De voorraad grond- en hulpstoffen waarderen we op de prijs waarvoor we ze hebben gekocht of op de marktwaarde als die lager is.

Vorderingen
We hebben de vorderingen opgenomen voor de nominale waarde, waarvan we een voorziening hebben afgetrokken voor het geval de vorderingen oninbaar zijn.

Liquide middelen
De liquide middelen hebben we opgenomen voor de nominale waarde.

Overlopende activa
De overlopende activa hebben we opgenomen voor de nominale waarde.

Algemene reserve
Algemene reserves zijn reserves waaraan u geen specifieke bestemming heeft gegeven.

Bestemmingsreserves
Bestemmingsreserves zijn reserves waaraan u wel een specifieke bestemming heeft gegeven. Binnen de bestemmingsreserves maken we onderscheid tussen wettelijke reserves, egalisatiereserves en overige bestemmingsreserves. De Algemene Reserve Grondbedrijf zien we bijvoorbeeld ook als een bestemmingsreserve.

Rentetoevoeging reserves
Volgens de notitie reserves en voorzieningen wordt in beginsel geen rente toegerekend aan reserves. Uitzondering hierop zijn de Algemene reserve Grondbedrijf, de reserve Riolering, kapitaallastenreserves en het deel van de Algemene Reserve waarin de verliezen van het Grondbedrijf zijn opgenomen. We volgen daarmee de notitie reserves en voorzieningen.

Voorzieningen
Volgens het BBV mogen we voorzieningen maken in deze drie gevallen:

  • Er zijn verplichtingen en verliezen waarvan we de hoogte op de balansdatum niet zeker weten, maar wel redelijk kunnen inschatten.
  • Er zijn op de balansdatum risico’s die kunnen leiden tot verplichtingen of verliezen, waarvan we de hoogte al redelijk kunnen inschatten.
  • We moeten in de toekomst kosten maken. Maar we mogen dan alleen een voorziening maken, als de kosten voor de balansdatum ontstonden en de voorziening bedoeld is om de lasten gelijk te verdelen over een aantal begrotingsjaren.
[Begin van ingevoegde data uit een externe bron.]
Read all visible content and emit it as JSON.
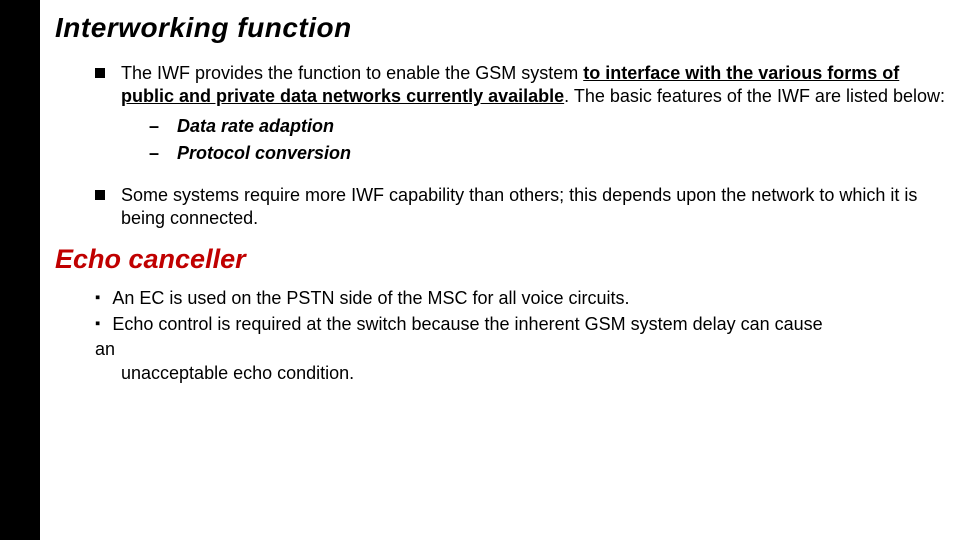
{
  "heading1": "Interworking function",
  "bullet1": {
    "pre": "The IWF provides the function to enable the GSM system ",
    "boldUnderline": "to interface with the various forms of public and private data networks currently available",
    "post": ". The basic features of the IWF are listed below:"
  },
  "sub": {
    "a": "Data rate adaption",
    "b": "Protocol conversion"
  },
  "bullet2": "Some systems require more IWF capability than others; this depends upon the network to which it is being connected.",
  "heading2": "Echo canceller",
  "ec1": "An EC is used on the PSTN side of the MSC for all voice circuits.",
  "ec2_line1": "Echo control is required at the switch because the inherent GSM system delay can cause",
  "ec2_line_an": "an",
  "ec2_line2": "unacceptable echo condition."
}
We vormen voorzieningen voor de nominale waarde.

Langlopende schulden
De langlopende schulden hebben we opgenomen voor de nominale waarde. Langlopende schulden zijn schulden waarvan de rente één jaar of langer vast staat.

Kortlopende schulden en vlottende passiva
Kortlopende schulden hebben we opgenomen voor de nominale waarde.

Garant- en borgstelling
De garant- en borgstellingen worden in de bijlage niet uit de balans blijkende verplichtingen tegen de nominale waarde opgenomen.

Gebeurtenissen na balansdatum
Tussen het einde van het boekjaar en de vaststelling van de jaarrekening hebben zich geen gebeurtenissen voorgedaan, die van belang zijn voor het inzicht van de financiële positie van de gemeente Apeldoorn en die niet zijn verwerkt in deze jaarrekening.

Vennootschapsbelasting
Vanaf 2016 zijn wij als gemeente vennootschapsplichtig. In de jaarrekening staat hiervoor geen vordering of schuld opgenomen, omdat wij er vanuit gaan dat onze activiteiten niet belast gaan worden.Wij lopen hier nog wel een risico, omdat de Belastingdienst ons standpunt nog niet heeft bevestigd.